Monday, May. 12, 1975
Fire Ant Fiasco
The fire ants first arrived in Mobile, Ala., in 1918, hidden in a cargo from their native Brazil. Now they infest at least 133 million acres in nine Southern states from Texas to North Carolina and are slowly spreading northward. They live in open areas (farm land, pastures, even lawns) where they build 3-ft-high mounds that hinder mowers, plows and other machinery. They swarm over farm animals or people who stumble over the mounds, stinging them viciously. The ants' venom, which can cause coma in allergic individuals, produces the painful burning sensation that gives the ants their name. Despite the undeniable menace of the fire ant, Agriculture Secretary Earl Butz last month announced the end of his department's 13-year effort to control the insect.

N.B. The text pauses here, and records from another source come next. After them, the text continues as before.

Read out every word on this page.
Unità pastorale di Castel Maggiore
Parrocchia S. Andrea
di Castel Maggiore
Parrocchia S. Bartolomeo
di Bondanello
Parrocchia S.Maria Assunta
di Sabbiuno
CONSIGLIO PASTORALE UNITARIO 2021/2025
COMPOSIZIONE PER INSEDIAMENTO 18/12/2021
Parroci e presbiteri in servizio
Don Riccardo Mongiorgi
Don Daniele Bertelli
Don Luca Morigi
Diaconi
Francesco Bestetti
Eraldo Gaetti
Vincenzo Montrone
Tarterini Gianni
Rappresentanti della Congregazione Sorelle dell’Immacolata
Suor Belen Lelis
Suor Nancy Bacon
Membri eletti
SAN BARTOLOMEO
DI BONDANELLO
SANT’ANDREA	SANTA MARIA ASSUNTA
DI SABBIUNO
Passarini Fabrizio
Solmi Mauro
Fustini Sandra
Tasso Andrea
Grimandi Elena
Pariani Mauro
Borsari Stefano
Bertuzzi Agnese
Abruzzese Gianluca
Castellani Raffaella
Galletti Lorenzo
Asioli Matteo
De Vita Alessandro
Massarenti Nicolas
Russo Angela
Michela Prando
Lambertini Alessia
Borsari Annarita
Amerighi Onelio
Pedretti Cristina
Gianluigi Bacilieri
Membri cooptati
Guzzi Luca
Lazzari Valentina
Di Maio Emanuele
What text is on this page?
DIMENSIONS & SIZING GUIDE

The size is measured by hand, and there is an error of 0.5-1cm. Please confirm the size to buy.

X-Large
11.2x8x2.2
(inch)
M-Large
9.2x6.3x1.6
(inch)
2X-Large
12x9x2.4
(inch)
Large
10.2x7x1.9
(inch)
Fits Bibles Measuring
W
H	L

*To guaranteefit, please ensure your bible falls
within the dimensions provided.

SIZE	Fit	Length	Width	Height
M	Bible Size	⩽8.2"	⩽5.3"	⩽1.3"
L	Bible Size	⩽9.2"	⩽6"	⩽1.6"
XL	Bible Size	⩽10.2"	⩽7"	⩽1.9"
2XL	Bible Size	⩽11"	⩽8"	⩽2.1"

Why? Butz blamed the Environmental Protection Agency, which had earlier imposed restrictions on the use of Mirex, a powerful anti-ant pesticide. Starting in 1962, the Agriculture Department had sprayed Mirex from airplanes two or three times annually on infested areas. But in 1972 tests showed that when Mirex was washed into estuaries and bays, it killed shellfish. Experiments at the National Cancer Institute also indicated that it might cause cancer in humans. So the EPA cut the permissible number of aerial sprayings to only one a year and in 1973 began investigations--which are still continuing --to determine just how dangerous Mirex really might be.
Abandoned Pastures. As Butz sees it, limiting Mirex to one application per year made the program "completely unworkable." Agricultural experts in the infested areas seem to agree. "The ants come back every year now," says Halwin Jones, an official in Florida's agriculture department. "It used to be three, four or five years before they'd return." In Lowndes County, Ga., Agent George Kessler reports that farmers this year have begun to abandon pastures to protect their animals from the ants and that "children are having to play inside at some kindergartens to avoid being stung." If the Agriculture Department could concentrate its sprayings, they imply, the ants would not only be controlled but eradicated.
The facts are more complicated. Every colony of fire ants can produce dozens of winged queens, each of which can fly miles to set up a new nest. Though an application of Mirex might kill 95% of the ants in an area, says EPA Entomologist Sam Fluker, "to get rid of that last 5% might take an additional 100 treatments." In fact, the battle against the ants has yielded so little and cost so much--$148 million in federal and state funds to date--that Harvard University Zoologist Edward O. Wilson calls it "the Viet Nam of entomology."
For all its deficiencies, Mirex so far is the only practical weapon that has had any effect on the fire ant. Some EPA officials suspect that Butz canceled the program to dramatize what he considers unnecessarily tough EPA restrictions on many different pesticides. At week's end officials of both federal bureaucracies were trying to work out a compromise. They are convinced that they can at least slow the march of the fire ants, which could eventually infest an area extending as far north as southern New Jersey and all the way west to Washington state.